Boston, MA – A violent mob surrounded and attacked a group of Boston police officers as they were trying to arrest an armed felon on Tuesday evening, according to the Boston Police Department (BPD).
The incident occurred at approximately 5:40 p.m., after BPD officers assigned to the Roxbury district received a report of a suspect “carrying a fanny pack with a gun inside” in the area of Cheney Street and Maple Street, the department said in a press release.
Officers soon spotted a male walking down Cheney Street carrying a fanny pack over his left shoulder.
As they exited their patrol vehicle to speak with the man, a large crowd began gathering around them, according to the press release.
“Officers attempted to gain control of the suspect’s hands at which time the suspect immediately grabbed the officer’s wrist and began squeezing it,” the BPD said. “As officers struggled to gain control, the suspect ripped his hands away and continued to resist by clinching his arms and pushing at officers causing a Body Worn Camera to be knocked off and picked up by an unknown bystander.”
While the officers were fighting with the armed suspect, the hostile crowd “surrounded and assaulted” them, according to police.
One member of the mob “illegally opened” a nearby fire hydrant, “causing a heavy flow of water pressure onto the street directed at the officers,” police said.
Officers said they “felt an object consistent with” a gun as they continued to wrestle the suspect into handcuffs.

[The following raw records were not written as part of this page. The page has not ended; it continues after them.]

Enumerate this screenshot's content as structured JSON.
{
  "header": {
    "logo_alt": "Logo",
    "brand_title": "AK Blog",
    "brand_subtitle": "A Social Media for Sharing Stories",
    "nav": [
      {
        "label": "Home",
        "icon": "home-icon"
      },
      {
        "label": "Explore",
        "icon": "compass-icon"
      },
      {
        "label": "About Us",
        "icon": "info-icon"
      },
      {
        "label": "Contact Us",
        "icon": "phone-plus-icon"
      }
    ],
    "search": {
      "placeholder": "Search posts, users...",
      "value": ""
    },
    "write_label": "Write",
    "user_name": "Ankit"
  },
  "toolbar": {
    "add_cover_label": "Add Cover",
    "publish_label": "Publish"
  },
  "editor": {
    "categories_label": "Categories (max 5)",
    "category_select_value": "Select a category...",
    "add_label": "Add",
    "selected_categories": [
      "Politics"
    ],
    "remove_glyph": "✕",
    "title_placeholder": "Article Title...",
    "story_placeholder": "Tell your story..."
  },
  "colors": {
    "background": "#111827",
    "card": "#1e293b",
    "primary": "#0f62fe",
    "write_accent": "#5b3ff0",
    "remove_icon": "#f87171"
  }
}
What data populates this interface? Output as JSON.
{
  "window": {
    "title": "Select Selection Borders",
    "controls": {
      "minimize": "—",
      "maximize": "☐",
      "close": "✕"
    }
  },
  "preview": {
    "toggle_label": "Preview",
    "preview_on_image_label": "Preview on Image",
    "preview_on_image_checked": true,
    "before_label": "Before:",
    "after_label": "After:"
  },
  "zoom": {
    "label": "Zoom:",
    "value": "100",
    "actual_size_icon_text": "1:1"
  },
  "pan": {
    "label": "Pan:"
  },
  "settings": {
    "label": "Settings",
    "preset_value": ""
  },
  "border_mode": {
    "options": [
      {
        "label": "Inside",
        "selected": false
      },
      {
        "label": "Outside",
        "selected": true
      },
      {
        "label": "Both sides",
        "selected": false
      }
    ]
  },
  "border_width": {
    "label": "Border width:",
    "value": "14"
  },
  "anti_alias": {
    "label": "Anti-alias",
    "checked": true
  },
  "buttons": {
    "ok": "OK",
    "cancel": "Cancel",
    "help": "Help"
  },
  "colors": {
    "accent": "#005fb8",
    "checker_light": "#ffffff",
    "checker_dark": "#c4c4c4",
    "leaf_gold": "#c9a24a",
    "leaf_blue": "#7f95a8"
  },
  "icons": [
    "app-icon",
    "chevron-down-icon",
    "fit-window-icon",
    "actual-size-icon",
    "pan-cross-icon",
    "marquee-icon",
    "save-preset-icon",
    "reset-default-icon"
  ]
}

They later discovered he was in possession of a loaded Ruger LCR .38 SPL revolver, according to police.
#BPD Officers Surrounded and Assaulted by Hostile Crowd While Attempting to Arrest Resistant Suspect Armed with a Loaded Firearm in Roxbury https://t.co/Wpc8SiiypH pic.twitter.com/H7R4B1L5Gm
— Boston Police Dept. (@bostonpolice) June 24, 2020
The suspect, 44-year-old Jermaine Thomas, was ultimately placed into handcuffs and escorted to a patrol vehicle.
As officers attempted to get him into the marked unit, an unidentified suspect threw buckets of water on them, according to police.
Thomas was booked into jail on charges of resisting arrest, unlawful possession of ammunition, and third or subsequent offense of unlawful possession of a firearm.
BPD Commissioner William Gross said in the press release that he was “alarmed by the level of hostility” his officers faced “while arresting a felon armed with an illegal firearm.”
“They were attacked by members of the very same community they were attempting to protect by affecting this arrest,” Commissioner Gross said. “Public safety is a shared responsibility, we need to continue to work together, not in opposition towards one another, to achieve that goal.”